Todos estos atributos no se logran proclamando a voces que lo somos. Se alcanzan con el ejemplo de todos los días, en todos los lugares y horas. No funciona hablar de un modo y actuar de otro. Eso es doble moral. El honesto no tiene que decir que lo es, simplemente lo es, y nada más, lo demás lo reconocen las personas que te rodean, quienes evalúan tus actos, esos a quienes respetas o los que consideras son tontos y tratas de engañar, y digo tratas porque aunque no te lo digan no logras el negativo propósito.
Nuestro Comandante en Jefe, en su concepto de Revolución dice que es no mentir jamás ni violar principios éticos, sin embargo hay quienes con argumentos fríos, vacíos y muy baladíes, andan por la vida, utilizando palabras bonitas, agradables, pero sin una gota de veracidad ni ética.
El reconocimiento a lo verdadero, lo honrado, estar siempre del lado de la razón, sea quien sea, es demostración de honestidad, porque es una posición inadecuada hacer lo contrario.
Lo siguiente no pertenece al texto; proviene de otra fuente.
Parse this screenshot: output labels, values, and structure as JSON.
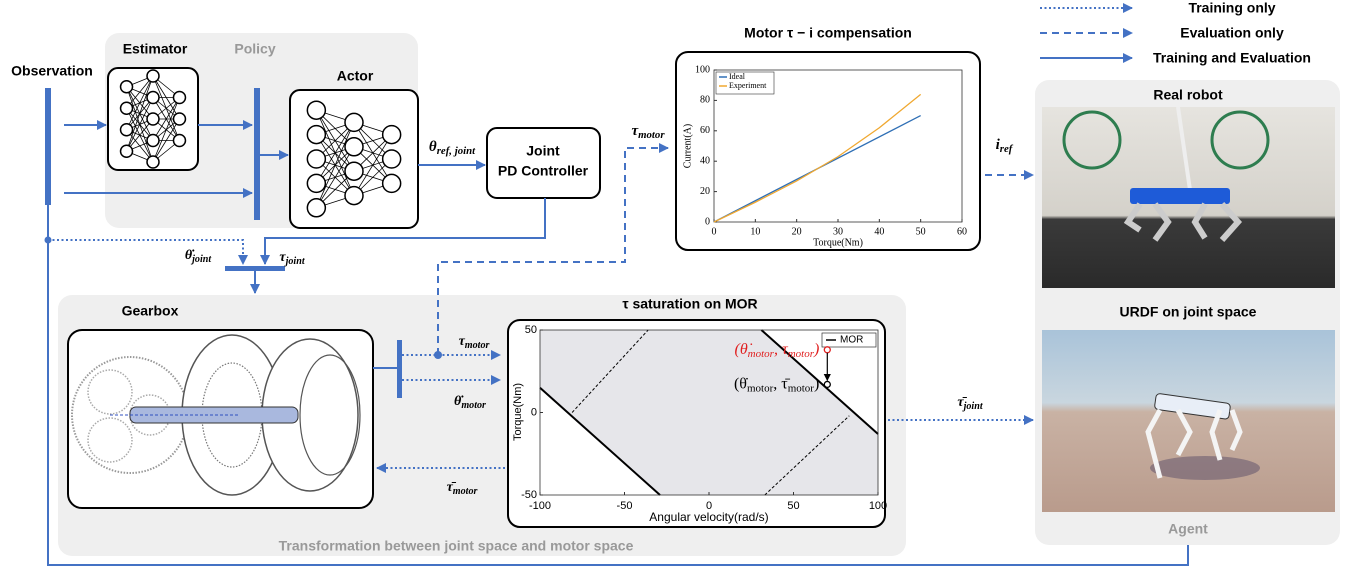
{
  "legend": [
    "Training only",
    "Evaluation only",
    "Training and Evaluation"
  ],
  "labels": {
    "observation": "Observation",
    "policy": "Policy",
    "estimator": "Estimator",
    "actor": "Actor",
    "pd_controller": [
      "Joint",
      "PD Controller"
    ],
    "real_robot": "Real robot",
    "urdf": "URDF on joint space",
    "agent": "Agent",
    "gearbox": "Gearbox",
    "transformation": "Transformation between joint space and motor space"
  },
  "symbols": {
    "theta_ref_joint": {
      "sym": "θ",
      "sub": "ref, joint"
    },
    "theta_dot_joint": {
      "sym": "θ̇",
      "sub": "joint"
    },
    "tau_joint": {
      "sym": "τ",
      "sub": "joint"
    },
    "tau_motor_top": {
      "sym": "τ",
      "sub": "motor"
    },
    "i_ref": {
      "sym": "i",
      "sub": "ref"
    },
    "tau_motor": {
      "sym": "τ",
      "sub": "motor"
    },
    "theta_dot_motor": {
      "sym": "θ̇",
      "sub": "motor"
    },
    "tau_bar_motor": {
      "sym": "τ̄",
      "sub": "motor"
    },
    "tau_bar_joint": {
      "sym": "τ̄",
      "sub": "joint"
    }
  },
  "motor_chart": {
    "type": "line",
    "title": "Motor τ − i compensation",
    "x_label": "Torque(Nm)",
    "y_label": "Current(A)",
    "xlim": [
      0,
      60
    ],
    "xticks": [
      0,
      10,
      20,
      30,
      40,
      50,
      60
    ],
    "ylim": [
      0,
      100
    ],
    "yticks": [
      0,
      20,
      40,
      60,
      80,
      100
    ],
    "series": [
      {
        "name": "Ideal",
        "color": "#2f6fb5",
        "x": [
          0,
          50
        ],
        "values": [
          0,
          70
        ]
      },
      {
        "name": "Experiment",
        "color": "#f0a830",
        "x": [
          0,
          10,
          20,
          30,
          40,
          50
        ],
        "values": [
          0,
          13,
          27,
          43,
          62,
          84
        ]
      }
    ]
  },
  "mor_chart": {
    "type": "region",
    "title": "τ saturation on MOR",
    "x_label": "Angular velocity(rad/s)",
    "y_label": "Torque(Nm)",
    "xlim": [
      -100,
      100
    ],
    "xticks": [
      -100,
      -50,
      0,
      50,
      100
    ],
    "ylim": [
      -50,
      50
    ],
    "yticks": [
      -50,
      0,
      50
    ],
    "region": {
      "name": "MOR",
      "color": "#e6e6ea",
      "x": [
        -100,
        31,
        100,
        100,
        -29,
        -100
      ],
      "values": [
        50,
        50,
        -13,
        -50,
        -50,
        15
      ]
    },
    "dashed": [
      {
        "x": [
          -81,
          -36
        ],
        "values": [
          0,
          50
        ]
      },
      {
        "x": [
          33,
          83
        ],
        "values": [
          -50,
          -2
        ]
      }
    ],
    "points": [
      {
        "color": "#e02020",
        "x": 70,
        "y": 38,
        "label": [
          "(θ̇",
          "motor",
          ", τ",
          "motor",
          ")"
        ]
      },
      {
        "color": "#000000",
        "x": 70,
        "y": 17,
        "label": [
          "(θ̇",
          "motor",
          ", τ̄",
          "motor",
          ")"
        ]
      }
    ]
  }
}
Por todo lo antes expuesto me parece oportuno reconocer a tantos cubanos ejemplos de este valor humanos no perdido, pero que debemos engrandecer cada día más inculcando a nuestros hijos la conducta adecuada como un ser humano digno.
En una ocasión en que conversé con el doctor Pedro Pablo Rodríguez López, estudioso de la obra Martiana con varios libros escritos sobre el Maestro, le pregunté cuál era la virtud que más admiraba en Martí y sin vacilar me respondió: su honestidad. El hombre de la Edad de Oro pasó por la vida dejando una estela de amor, valentía, patriotismo y por supuesto su honestidad como todo su pensamiento y obra son paradigma para los l que desee ser una buena persona.